There are always pointed mentions of the “impoverished childhoods” of black players.
Growing up shorn of love, or ‘proper family’, as if somehow coming from a black working class background makes us somehow deficient in showing love to one another. Always a link to prison is made, if the player didn’t come close to falling to a life of crime, they will find their brother, or cousin, or schoolfriend.
Look for the mention for absent parental figures until a doting manager, a white saviour comes to save them. Talk to them. Show them love. And family. That’s all that Balotelli needs. A ‘proper’ father figure.
To get them to simmer down that animalistic negro rage that apparently sees so many black players spend money freely and party too much. There is constant talk of black players having to “rein it in”. Ravel Morrison couldn’t rein it in (despite all evidence pointing the blame elsewhere during his time West Ham), Wilfred Zaha was ‘lazy’ while at Manchester United.
Rein it in. Rein. A whip. A chain. A device to hold us in control, less we devolve into whatever beast the football press believes we have within.
We have to do better. To make football more inclusive for all of its members, we have to study the language we use to describe our black players. We have to get past the knee-jerk reactions of “it has nothing to do with his race”, stop our attempts to play devil’s advocate and “but a white player goes through this too.” We have to LISTEN to the words that are being used and why they are being used.
Raheem Sterling may be 21 years of age, but there is a toxic edge to when someone criticises him calling him “Boy”. Listen for it. Just because John Barnes decided to backheel the banana thrown at him, does not excuse the fact a person threw a banana at him. A person viewed John Barnes as less than human and decided to make mockery of him in a public place. In his place of work. Think on it. Think of how little has changed since. I know this because I have had a banana thrown at me during games. I have been called a “coon winger” while coming off the bench.

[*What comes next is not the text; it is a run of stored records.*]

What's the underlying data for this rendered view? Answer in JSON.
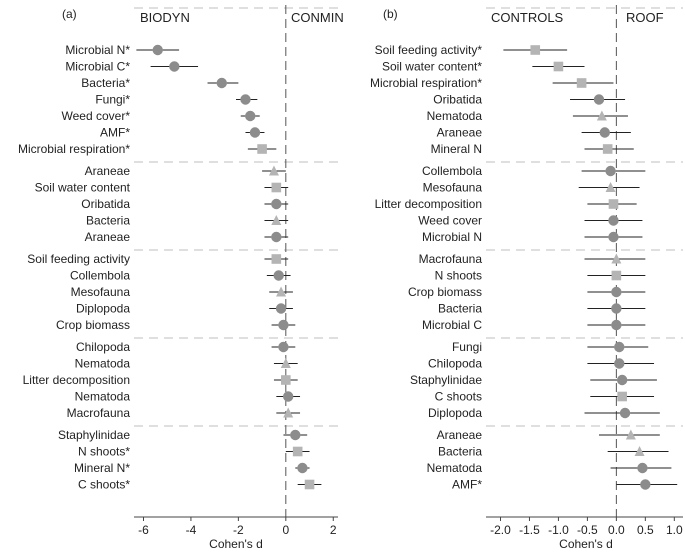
{
  "chart_data": [
    {
      "type": "forest",
      "panel_label": "(a)",
      "left_group": "BIODYN",
      "right_group": "CONMIN",
      "xlabel": "Cohen's d",
      "xlim": [
        -6.4,
        2.2
      ],
      "xticks": [
        -6,
        -4,
        -2,
        0,
        2
      ],
      "xtick_labels": [
        "-6",
        "-4",
        "-2",
        "0",
        "2"
      ],
      "colors": {
        "point": "#8c8c8c",
        "light": "#b4b4b4",
        "line": "#222222",
        "divider": "#bfbfbf"
      },
      "groups": [
        [
          {
            "label": "Microbial N*",
            "d": -5.4,
            "lo": -6.3,
            "hi": -4.5,
            "shape": "circle"
          },
          {
            "label": "Microbial C*",
            "d": -4.7,
            "lo": -5.7,
            "hi": -3.7,
            "shape": "circle"
          },
          {
            "label": "Bacteria*",
            "d": -2.7,
            "lo": -3.3,
            "hi": -2.0,
            "shape": "circle"
          },
          {
            "label": "Fungi*",
            "d": -1.7,
            "lo": -2.1,
            "hi": -1.2,
            "shape": "circle"
          },
          {
            "label": "Weed cover*",
            "d": -1.5,
            "lo": -1.9,
            "hi": -1.1,
            "shape": "circle"
          },
          {
            "label": "AMF*",
            "d": -1.3,
            "lo": -1.7,
            "hi": -0.9,
            "shape": "circle"
          },
          {
            "label": "Microbial respiration*",
            "d": -1.0,
            "lo": -1.6,
            "hi": -0.4,
            "shape": "square"
          }
        ],
        [
          {
            "label": "Araneae",
            "d": -0.5,
            "lo": -1.0,
            "hi": 0.0,
            "shape": "triangle"
          },
          {
            "label": "Soil water content",
            "d": -0.4,
            "lo": -0.9,
            "hi": 0.1,
            "shape": "square"
          },
          {
            "label": "Oribatida",
            "d": -0.4,
            "lo": -0.9,
            "hi": 0.1,
            "shape": "circle"
          },
          {
            "label": "Bacteria",
            "d": -0.4,
            "lo": -0.9,
            "hi": 0.1,
            "shape": "triangle"
          },
          {
            "label": "Araneae",
            "d": -0.4,
            "lo": -0.9,
            "hi": 0.1,
            "shape": "circle"
          }
        ],
        [
          {
            "label": "Soil feeding activity",
            "d": -0.4,
            "lo": -0.9,
            "hi": 0.1,
            "shape": "square"
          },
          {
            "label": "Collembola",
            "d": -0.3,
            "lo": -0.8,
            "hi": 0.2,
            "shape": "circle"
          },
          {
            "label": "Mesofauna",
            "d": -0.2,
            "lo": -0.7,
            "hi": 0.3,
            "shape": "triangle"
          },
          {
            "label": "Diplopoda",
            "d": -0.2,
            "lo": -0.7,
            "hi": 0.3,
            "shape": "circle"
          },
          {
            "label": "Crop biomass",
            "d": -0.1,
            "lo": -0.6,
            "hi": 0.4,
            "shape": "circle"
          }
        ],
        [
          {
            "label": "Chilopoda",
            "d": -0.1,
            "lo": -0.6,
            "hi": 0.4,
            "shape": "circle"
          },
          {
            "label": "Nematoda",
            "d": 0.0,
            "lo": -0.5,
            "hi": 0.5,
            "shape": "triangle"
          },
          {
            "label": "Litter decomposition",
            "d": 0.0,
            "lo": -0.5,
            "hi": 0.5,
            "shape": "square"
          },
          {
            "label": "Nematoda",
            "d": 0.1,
            "lo": -0.4,
            "hi": 0.6,
            "shape": "circle"
          },
          {
            "label": "Macrofauna",
            "d": 0.1,
            "lo": -0.4,
            "hi": 0.6,
            "shape": "triangle"
          }
        ],
        [
          {
            "label": "Staphylinidae",
            "d": 0.4,
            "lo": -0.1,
            "hi": 0.9,
            "shape": "circle"
          },
          {
            "label": "N shoots*",
            "d": 0.5,
            "lo": 0.0,
            "hi": 1.0,
            "shape": "square"
          },
          {
            "label": "Mineral N*",
            "d": 0.7,
            "lo": 0.4,
            "hi": 1.0,
            "shape": "circle"
          },
          {
            "label": "C shoots*",
            "d": 1.0,
            "lo": 0.5,
            "hi": 1.5,
            "shape": "square"
          }
        ]
      ]
    },
    {
      "type": "forest",
      "panel_label": "(b)",
      "left_group": "CONTROLS",
      "right_group": "ROOF",
      "xlabel": "Cohen's d",
      "xlim": [
        -2.25,
        1.15
      ],
      "xticks": [
        -2.0,
        -1.5,
        -1.0,
        -0.5,
        0.0,
        0.5,
        1.0
      ],
      "xtick_labels": [
        "-2.0",
        "-1.5",
        "-1.0",
        "-0.5",
        "0.0",
        "0.5",
        "1.0"
      ],
      "colors": {
        "point": "#8c8c8c",
        "light": "#b4b4b4",
        "line": "#222222",
        "divider": "#bfbfbf"
      },
      "groups": [
        [
          {
            "label": "Soil feeding activity*",
            "d": -1.4,
            "lo": -1.95,
            "hi": -0.85,
            "shape": "square"
          },
          {
            "label": "Soil water content*",
            "d": -1.0,
            "lo": -1.45,
            "hi": -0.55,
            "shape": "square"
          },
          {
            "label": "Microbial respiration*",
            "d": -0.6,
            "lo": -1.1,
            "hi": -0.05,
            "shape": "square"
          },
          {
            "label": "Oribatida",
            "d": -0.3,
            "lo": -0.8,
            "hi": 0.15,
            "shape": "circle"
          },
          {
            "label": "Nematoda",
            "d": -0.25,
            "lo": -0.75,
            "hi": 0.2,
            "shape": "triangle"
          },
          {
            "label": "Araneae",
            "d": -0.2,
            "lo": -0.6,
            "hi": 0.25,
            "shape": "circle"
          },
          {
            "label": "Mineral N",
            "d": -0.15,
            "lo": -0.55,
            "hi": 0.3,
            "shape": "square"
          }
        ],
        [
          {
            "label": "Collembola",
            "d": -0.1,
            "lo": -0.6,
            "hi": 0.5,
            "shape": "circle"
          },
          {
            "label": "Mesofauna",
            "d": -0.1,
            "lo": -0.65,
            "hi": 0.4,
            "shape": "triangle"
          },
          {
            "label": "Litter decomposition",
            "d": -0.05,
            "lo": -0.5,
            "hi": 0.35,
            "shape": "square"
          },
          {
            "label": "Weed cover",
            "d": -0.05,
            "lo": -0.55,
            "hi": 0.45,
            "shape": "circle"
          },
          {
            "label": "Microbial N",
            "d": -0.05,
            "lo": -0.55,
            "hi": 0.45,
            "shape": "circle"
          }
        ],
        [
          {
            "label": "Macrofauna",
            "d": 0.0,
            "lo": -0.55,
            "hi": 0.5,
            "shape": "triangle"
          },
          {
            "label": "N shoots",
            "d": 0.0,
            "lo": -0.5,
            "hi": 0.5,
            "shape": "square"
          },
          {
            "label": "Crop biomass",
            "d": 0.0,
            "lo": -0.5,
            "hi": 0.5,
            "shape": "circle"
          },
          {
            "label": "Bacteria",
            "d": 0.0,
            "lo": -0.5,
            "hi": 0.5,
            "shape": "circle"
          },
          {
            "label": "Microbial C",
            "d": 0.0,
            "lo": -0.5,
            "hi": 0.5,
            "shape": "circle"
          }
        ],
        [
          {
            "label": "Fungi",
            "d": 0.05,
            "lo": -0.5,
            "hi": 0.55,
            "shape": "circle"
          },
          {
            "label": "Chilopoda",
            "d": 0.05,
            "lo": -0.5,
            "hi": 0.65,
            "shape": "circle"
          },
          {
            "label": "Staphylinidae",
            "d": 0.1,
            "lo": -0.45,
            "hi": 0.7,
            "shape": "circle"
          },
          {
            "label": "C shoots",
            "d": 0.1,
            "lo": -0.45,
            "hi": 0.65,
            "shape": "square"
          },
          {
            "label": "Diplopoda",
            "d": 0.15,
            "lo": -0.55,
            "hi": 0.75,
            "shape": "circle"
          }
        ],
        [
          {
            "label": "Araneae",
            "d": 0.25,
            "lo": -0.3,
            "hi": 0.75,
            "shape": "triangle"
          },
          {
            "label": "Bacteria",
            "d": 0.4,
            "lo": -0.15,
            "hi": 0.9,
            "shape": "triangle"
          },
          {
            "label": "Nematoda",
            "d": 0.45,
            "lo": -0.1,
            "hi": 0.95,
            "shape": "circle"
          },
          {
            "label": "AMF*",
            "d": 0.5,
            "lo": 0.0,
            "hi": 1.05,
            "shape": "circle"
          }
        ]
      ]
    }
  ]
}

Think of how many black footballers there are in the football league, and how few of them go into coaching. What feeds into that gap? Wrack your brain for the last time you saw a black football writer in a mainstream media slot talking about football. Then do it again and think of when he wasn’t a former player. It is hard, and uncomfortable, but there is a gap that has to be reconciled.
We need to talk about Raheem Sterling, who might one day be one of the best talents in Europe. Just not in this way.